Draytek is still mostly using quite old MIPS processors, these days owned ny MaxLinear, prior to that by Intel and originally by Lantiq. Some of this obviously has to do with the xDSL capabilities, since the chips in question have good xDSL support.
However, the SoCs were originally launched as far back as 2014, with some being from 2017, since Intel didn't invest too heavily into new SoC designs due to them pushing to sell Atom based router chips. However, the latter backfired, as Intel has some major hardware bugs in those platforms and based on what I know, most of them were never manufactured.
So what you're looking at is 600MHz to 1GHz dual core chips, albeit with a faster network engine. They're capable up to a point, MIPS processors are good for routing data compared to Arm based processors, but they're not as good when it comes to technically everything else.
It seems like they're using MTK in some of their non xDSL products, but it's still MIPS based processors from 5+ years ago.

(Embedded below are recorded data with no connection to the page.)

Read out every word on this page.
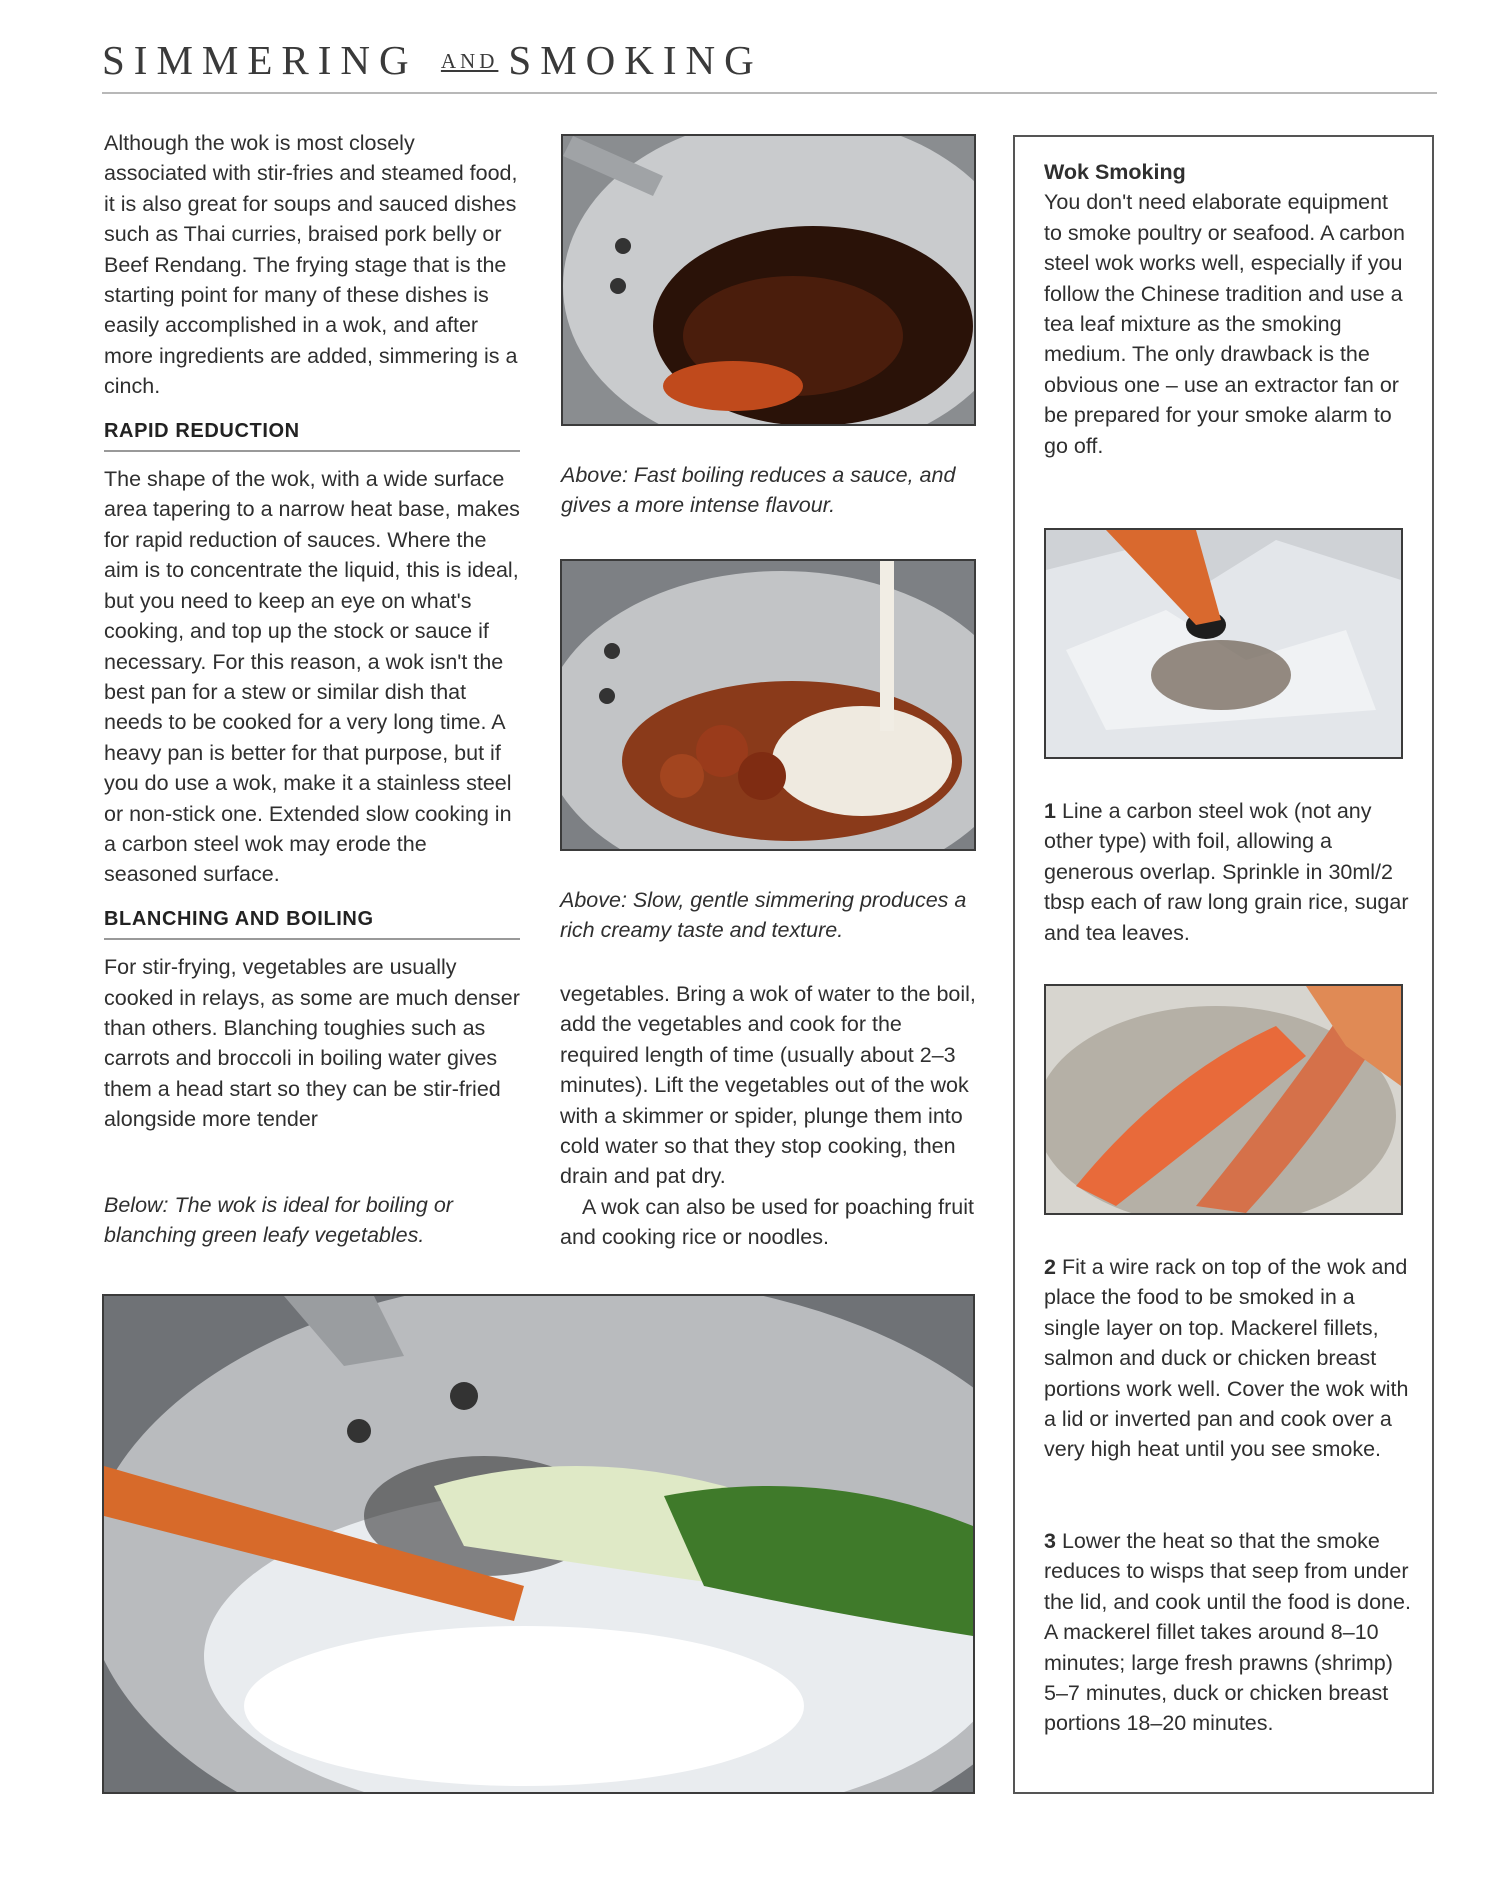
SIMMERING AND SMOKING

Although the wok is most closely associated with stir-fries and steamed food, it is also great for soups and sauced dishes such as Thai curries, braised pork belly or Beef Rendang. The frying stage that is the starting point for many of these dishes is easily accomplished in a wok, and after more ingredients are added, simmering is a cinch.

RAPID REDUCTION

The shape of the wok, with a wide surface area tapering to a narrow heat base, makes for rapid reduction of sauces. Where the aim is to concentrate the liquid, this is ideal, but you need to keep an eye on what's cooking, and top up the stock or sauce if necessary. For this reason, a wok isn't the best pan for a stew or similar dish that needs to be cooked for a very long time. A heavy pan is better for that purpose, but if you do use a wok, make it a stainless steel or non-stick one. Extended slow cooking in a carbon steel wok may erode the seasoned surface.

BLANCHING AND BOILING

For stir-frying, vegetables are usually cooked in relays, as some are much denser than others. Blanching toughies such as carrots and broccoli in boiling water gives them a head start so they can be stir-fried alongside more tender

Below: The wok is ideal for boiling or blanching green leafy vegetables.
Above: Fast boiling reduces a sauce, and gives a more intense flavour.
Above: Slow, gentle simmering produces a rich creamy taste and texture.

vegetables. Bring a wok of water to the boil, add the vegetables and cook for the required length of time (usually about 2–3 minutes). Lift the vegetables out of the wok with a skimmer or spider, plunge them into cold water so that they stop cooking, then drain and pat dry.

A wok can also be used for poaching fruit and cooking rice or noodles.

Wok Smoking

You don't need elaborate equipment to smoke poultry or seafood. A carbon steel wok works well, especially if you follow the Chinese tradition and use a tea leaf mixture as the smoking medium. The only drawback is the obvious one – use an extractor fan or be prepared for your smoke alarm to go off.

1 Line a carbon steel wok (not any other type) with foil, allowing a generous overlap. Sprinkle in 30ml/2 tbsp each of raw long grain rice, sugar and tea leaves.

2 Fit a wire rack on top of the wok and place the food to be smoked in a single layer on top. Mackerel fillets, salmon and duck or chicken breast portions work well. Cover the wok with a lid or inverted pan and cook over a very high heat until you see smoke.

3 Lower the heat so that the smoke reduces to wisps that seep from under the lid, and cook until the food is done. A mackerel fillet takes around 8–10 minutes; large fresh prawns (shrimp) 5–7 minutes, duck or chicken breast portions 18–20 minutes.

Obviously in your case, you don't need the WiFi end of the router, but Draytek is way behind here compared to the competition, most likely because they have to spend a lot of time to make the WiFi drivers work on their platform, since not only are MIPS and Arm Linux different enough to require the drivers to be recompiled, but as there's obviously going to be some work to integrate everything into their own custom OS, although this mostly applies to all router manufacturers.
I'm not saying Draytek are making bad products as such, they are after all known for making very stable products, but they are behind the competition if you start comparing things like VPN throughput, WiFi performance and options, as well as many other things.
If you like them and if the performance is good enough for your needs, there's no real reason not to buy their products, if you keep the limitations in mind. Unlike say TP-Link and several other of their competitors, they do seem to provide better software/firmware support, which is a bonus.
A bonus with the Asus, is that Merlin supports it. And it was the 68, not 86 that I linked to
www.asuswrt-merlin.net
One last thing, if you get a router with WiFi and decide not to use the integrate WiFi, please attach the antennas regardless, as you can fry the WiFi power amplifiers if you power on a router without the antennas attached.